No Brasil, quão avançada está essa discussão?
No Brasil temos a Política Nacional de Resíduos Sólidos, que demorou 20 anos para ser aprovada, em vigor desde 2010. Na época da aprovação ela foi considerada muito moderna, porque ela é inclusiva, e isso reflete muito o contexto brasileiro, ao incluir cooperativas e catadores. Isso foi visto como inovador e copiado em outros países.
Mas a PNRS traz um aspecto de responsabilidade compartilhada no gerenciamento de resíduos e logística reversa. Isso significa que a responsabilidade de financiar a logística reversa deve ser compartilhada entre governo e iniciativa privada. Quando comparamos isso com o marco legal de outros países, estudos da Fundação Ellen MacArthur mostram que o tipo de regulação mais eficiente é a chamada Responsabilidade Estendida do Produtor, ou seja, quem deve subsidiar a logística reversa é quem coloca o produto no mercado.
“No Brasil, com a responsabilidade compartilhada, acontece um jogo de empurra.”
A Fundação Ellen MacArthur lançou há três anos um Compromisso Global por uma Nova Economia dos Plásticos. Como esse pacto funciona e quais são as metas das empresas signatárias?

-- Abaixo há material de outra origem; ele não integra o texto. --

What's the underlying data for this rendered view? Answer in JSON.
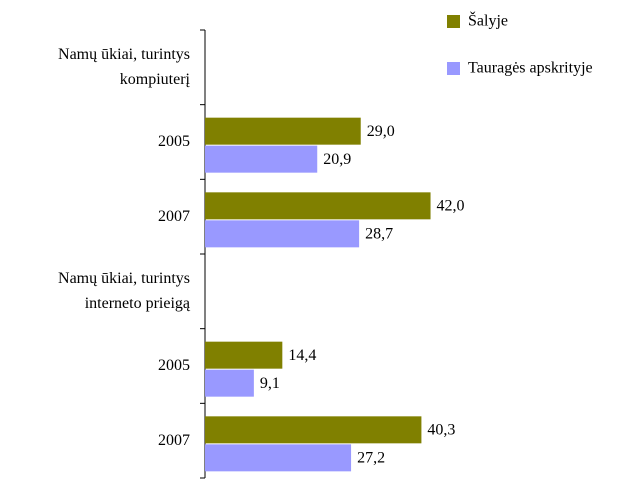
{
  "chart_data": {
    "type": "hbar",
    "categories": [
      "Namų ūkiai, turintys kompiuterį",
      "2005",
      "2007",
      "Namų ūkiai, turintys interneto prieigą",
      "2005",
      "2007"
    ],
    "series": [
      {
        "name": "Šalyje",
        "color": "#808000",
        "values": [
          null,
          29.0,
          42.0,
          null,
          14.4,
          40.3
        ],
        "value_labels": [
          null,
          "29,0",
          "42,0",
          null,
          "14,4",
          "40,3"
        ]
      },
      {
        "name": "Tauragės apskrityje",
        "color": "#9999ff",
        "values": [
          null,
          20.9,
          28.7,
          null,
          9.1,
          27.2
        ],
        "value_labels": [
          null,
          "20,9",
          "28,7",
          null,
          "9,1",
          "27,2"
        ]
      }
    ],
    "legend": "upper right"
  }
}
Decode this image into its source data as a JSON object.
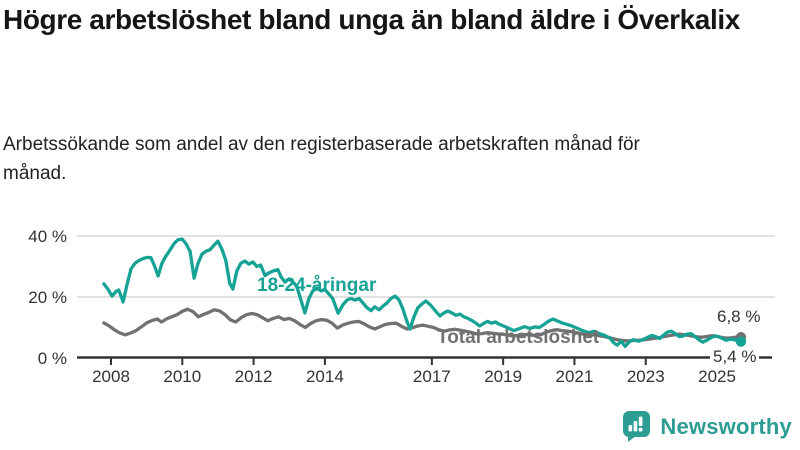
{
  "header": {
    "title": "Högre arbetslöshet bland unga än bland äldre i Överkalix",
    "subtitle": "Arbetssökande som andel av den registerbaserade arbetskraften månad för månad."
  },
  "chart_data": {
    "type": "line",
    "unit": "%",
    "grid": "horizontal",
    "x_axis": {
      "ticks": [
        2008,
        2010,
        2012,
        2014,
        2017,
        2019,
        2021,
        2023,
        2025
      ],
      "range": [
        2007.7,
        2026.3
      ]
    },
    "y_axis": {
      "tick_labels": [
        "40 %",
        "20 %",
        "0 %"
      ],
      "tick_values": [
        40,
        20,
        0
      ],
      "range": [
        0,
        42
      ]
    },
    "colors": {
      "youth": "#17a296",
      "total": "#717171",
      "grid": "#d9d9d9",
      "axis": "#333333",
      "text": "#333333"
    },
    "series": [
      {
        "name": "Total arbetslöshet",
        "color": "#717171",
        "end_label": "6,8 %",
        "end_value": 6.8,
        "x": [
          2007.8,
          2007.95,
          2008.1,
          2008.25,
          2008.4,
          2008.55,
          2008.7,
          2008.85,
          2009,
          2009.15,
          2009.3,
          2009.42,
          2009.55,
          2009.7,
          2009.85,
          2010,
          2010.15,
          2010.3,
          2010.45,
          2010.6,
          2010.75,
          2010.9,
          2011.05,
          2011.2,
          2011.35,
          2011.5,
          2011.65,
          2011.8,
          2011.95,
          2012.1,
          2012.25,
          2012.4,
          2012.55,
          2012.7,
          2012.85,
          2013,
          2013.15,
          2013.3,
          2013.45,
          2013.6,
          2013.75,
          2013.9,
          2014.05,
          2014.2,
          2014.35,
          2014.5,
          2014.65,
          2014.8,
          2014.95,
          2015.1,
          2015.25,
          2015.4,
          2015.55,
          2015.7,
          2015.85,
          2016,
          2016.15,
          2016.3,
          2016.45,
          2016.6,
          2016.75,
          2016.9,
          2017.05,
          2017.2,
          2017.35,
          2017.5,
          2017.65,
          2017.8,
          2017.95,
          2018.1,
          2018.25,
          2018.4,
          2018.55,
          2018.7,
          2018.85,
          2019,
          2019.15,
          2019.3,
          2019.45,
          2019.6,
          2019.75,
          2019.9,
          2020.05,
          2020.2,
          2020.35,
          2020.5,
          2020.65,
          2020.8,
          2020.95,
          2021.1,
          2021.25,
          2021.4,
          2021.55,
          2021.7,
          2021.85,
          2022,
          2022.15,
          2022.3,
          2022.45,
          2022.6,
          2022.75,
          2022.9,
          2023.05,
          2023.2,
          2023.35,
          2023.5,
          2023.65,
          2023.8,
          2023.95,
          2024.1,
          2024.25,
          2024.4,
          2024.55,
          2024.7,
          2024.85,
          2025,
          2025.15,
          2025.3,
          2025.45,
          2025.55,
          2025.67
        ],
        "values": [
          11.5,
          10.5,
          9.2,
          8.2,
          7.6,
          8.2,
          9,
          10.2,
          11.5,
          12.3,
          12.8,
          11.8,
          12.8,
          13.5,
          14.2,
          15.3,
          16,
          15.2,
          13.5,
          14.3,
          15,
          15.8,
          15.4,
          14.2,
          12.5,
          11.8,
          13.2,
          14.2,
          14.6,
          14.2,
          13.2,
          12.2,
          13,
          13.5,
          12.6,
          13,
          12.2,
          11,
          10,
          11.3,
          12.2,
          12.6,
          12.4,
          11.4,
          9.8,
          10.8,
          11.4,
          11.8,
          12,
          11.2,
          10.2,
          9.5,
          10.3,
          11,
          11.3,
          11.4,
          10.4,
          9.5,
          9.9,
          10.5,
          10.8,
          10.4,
          10,
          9.2,
          8.8,
          9.2,
          9.4,
          9.1,
          8.8,
          8.4,
          7.9,
          8,
          8.3,
          8.1,
          7.9,
          7.8,
          7.4,
          7.2,
          7.5,
          7.7,
          7.5,
          7.4,
          7.6,
          8.4,
          9,
          9.3,
          9,
          8.8,
          8.6,
          8.2,
          7.8,
          7.5,
          7.6,
          7.3,
          7,
          6.6,
          6.1,
          5.8,
          5.6,
          5.7,
          5.8,
          5.9,
          6.1,
          6.4,
          6.6,
          7,
          7.3,
          7.6,
          7.8,
          7.6,
          7.3,
          7,
          6.8,
          7,
          7.3,
          7.1,
          6.7,
          6.5,
          6.7,
          6.9,
          6.8
        ]
      },
      {
        "name": "18-24-åringar",
        "color": "#17a296",
        "end_label": "5,4 %",
        "end_value": 5.4,
        "x": [
          2007.8,
          2007.92,
          2008.03,
          2008.14,
          2008.22,
          2008.34,
          2008.45,
          2008.56,
          2008.67,
          2008.79,
          2008.9,
          2009.01,
          2009.12,
          2009.23,
          2009.32,
          2009.43,
          2009.54,
          2009.66,
          2009.77,
          2009.88,
          2010,
          2010.1,
          2010.22,
          2010.33,
          2010.44,
          2010.55,
          2010.66,
          2010.78,
          2010.89,
          2011,
          2011.11,
          2011.22,
          2011.33,
          2011.42,
          2011.53,
          2011.64,
          2011.75,
          2011.87,
          2011.98,
          2012.09,
          2012.2,
          2012.32,
          2012.43,
          2012.54,
          2012.68,
          2012.77,
          2012.88,
          2012.99,
          2013.1,
          2013.21,
          2013.33,
          2013.44,
          2013.55,
          2013.66,
          2013.78,
          2013.89,
          2014,
          2014.11,
          2014.22,
          2014.37,
          2014.51,
          2014.62,
          2014.73,
          2014.85,
          2014.96,
          2015.07,
          2015.18,
          2015.29,
          2015.4,
          2015.52,
          2015.63,
          2015.74,
          2015.85,
          2015.97,
          2016.08,
          2016.19,
          2016.3,
          2016.39,
          2016.5,
          2016.61,
          2016.72,
          2016.83,
          2016.95,
          2017.06,
          2017.17,
          2017.23,
          2017.34,
          2017.45,
          2017.56,
          2017.68,
          2017.79,
          2017.9,
          2018.01,
          2018.12,
          2018.23,
          2018.34,
          2018.45,
          2018.56,
          2018.67,
          2018.78,
          2018.9,
          2019.01,
          2019.15,
          2019.3,
          2019.45,
          2019.6,
          2019.75,
          2019.9,
          2020.01,
          2020.12,
          2020.26,
          2020.4,
          2020.51,
          2020.65,
          2020.79,
          2020.93,
          2021.07,
          2021.23,
          2021.4,
          2021.55,
          2021.7,
          2021.85,
          2022,
          2022.1,
          2022.2,
          2022.31,
          2022.42,
          2022.53,
          2022.65,
          2022.8,
          2022.95,
          2023.06,
          2023.17,
          2023.28,
          2023.39,
          2023.5,
          2023.61,
          2023.72,
          2023.83,
          2023.94,
          2024.05,
          2024.16,
          2024.27,
          2024.38,
          2024.49,
          2024.6,
          2024.71,
          2024.82,
          2024.93,
          2025.04,
          2025.15,
          2025.26,
          2025.37,
          2025.48,
          2025.58,
          2025.67
        ],
        "values": [
          24.3,
          22.5,
          20.3,
          21.8,
          22.3,
          18.4,
          24,
          29.2,
          31,
          32,
          32.6,
          33,
          32.9,
          30,
          26.9,
          31.1,
          33.4,
          35.5,
          37.5,
          38.8,
          39,
          37.5,
          35,
          26.2,
          31,
          34,
          35,
          35.5,
          37,
          38.3,
          35.7,
          32,
          24.5,
          22.6,
          28.5,
          31,
          31.8,
          30.8,
          31.5,
          30,
          30.5,
          27,
          27.9,
          28.5,
          29,
          26.6,
          24.9,
          25.9,
          25,
          23.5,
          19,
          14.8,
          19.5,
          22,
          23,
          22,
          22.5,
          21,
          19.5,
          14.7,
          17.5,
          19,
          19.5,
          19,
          19.5,
          18,
          16.5,
          15.5,
          16.8,
          15.8,
          17,
          18,
          19.5,
          20.3,
          19,
          16,
          12,
          9.5,
          13.5,
          16.5,
          17.7,
          18.7,
          17.5,
          16,
          14.5,
          13.8,
          14.8,
          15.4,
          14.8,
          14,
          14.4,
          13.5,
          13,
          12.3,
          11.5,
          10.5,
          11.3,
          12,
          11.4,
          11.8,
          11,
          10.5,
          9.8,
          9,
          9.6,
          10.3,
          9.7,
          10.2,
          10,
          10.8,
          12,
          12.8,
          12.2,
          11.5,
          11,
          10.5,
          9.8,
          9,
          8.3,
          8.8,
          8,
          7.4,
          6.5,
          5,
          4.2,
          5.5,
          3.8,
          5.2,
          6,
          5.5,
          6.2,
          6.8,
          7.4,
          7,
          6.4,
          7.5,
          8.5,
          8.8,
          8,
          7,
          7.2,
          7.8,
          8,
          7,
          6,
          5.2,
          5.8,
          6.6,
          7.2,
          7,
          6.4,
          5.8,
          6.2,
          6,
          5.6,
          5.4
        ]
      }
    ]
  },
  "footer": {
    "brand": "Newsworthy"
  }
}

Cerca de 50% da poluição plástica vem de embalagens plásticas, então a iniciativa de plásticos da Ellen foca em produtores de embalagens. O Compromisso Global, que tem 65 membros que juntos representam cerca de 20% de tudo o que é produzido em termos de embalagens plásticas no mundo, assumiram quatro metas até 2025. Essas metas são:
- o compromisso de eliminar dos seus portfólios todos os plásticos identificados como problemáticos ou desnecessários;
- elevar a quantidade de embalagens reutilizáveis no seu portfólio;
- ter, até 2025, 100% de embalagens reutilizáveis, recicláveis ou compostáveis – o que é desafiador, pois hoje esse número é de 65%;
- e chegar ao número de 25% de plástico reciclado sendo utilizado no seu portfólio.
Isso significa que, quando a marca desenvolver uma nova embalagem, 25% daquela embalagem deve ser proveniente de plástico reciclado, e não de plástico virgem. Essa é a meta mais avançada, e, se continuarmos no ritmo atual, vai ser cumprida.
Além dessas, temos uma quinta meta, adicional, que é uma consequência da economia circular. É a meta de redução da utilização de plástico virgem no geral. Cada empresa declara a quantidade de plástico que usa ano após ano, e estamos vendo uma redução do emprego de plástico virgem.
Qual o peso do fator econômico nisso? Usar plástico virgem ainda é mais barato do que trabalhar com reciclados?
De forma geral, existe essa tendência no início de qualquer transição. Normalmente, o plástico reciclado é mais caro porque essa cadeia de valor ainda não existe, precisa ser criada a infraestrutura, mas há países em que isso já não é assim porque o fluxo de reciclagem acontece de forma mais natural.
Nesse sentido, a Europa é a região mais avançada em termos de regulação das embalagens plásticas.
A Fundação Ellen MacArthur trabalha para disseminar o paradigma da economia circular. Poderia explicar melhor esse conceito?
“A melhor forma de explicar a economia circular é dizer que é uma alternativa à economia linear. Nossa economia inteira é linear: uma linha reta de extração, uso e descarte. Isso fomenta a economia extrativista, o que é um problema, pois estamos em um planeta de recursos finitos.”
A economia circular vai muito além do plástico: é uma alternativa pensada no sentido de que tudo o que usamos de material deve ser desenhado para continuar na economia. A gente está falando de reparação, como as roupas que podem ser consertadas em vez de descartadas, de reuso e de reciclagem. Essas são alternativas que fazem parte da economia circular, que sempre começa com redução, com a eliminação do que usamos sem precisar.
Depois disso, temos de olhar para o que não pode ser eliminado e inovar, pensar o que pode ser desenhado para ser reparado ou reutilizado.
O fato de ver isso refletido no tratado global sobre plásticos é a principal resposta de que existe um suporte de todos os setores em relação à economia circular.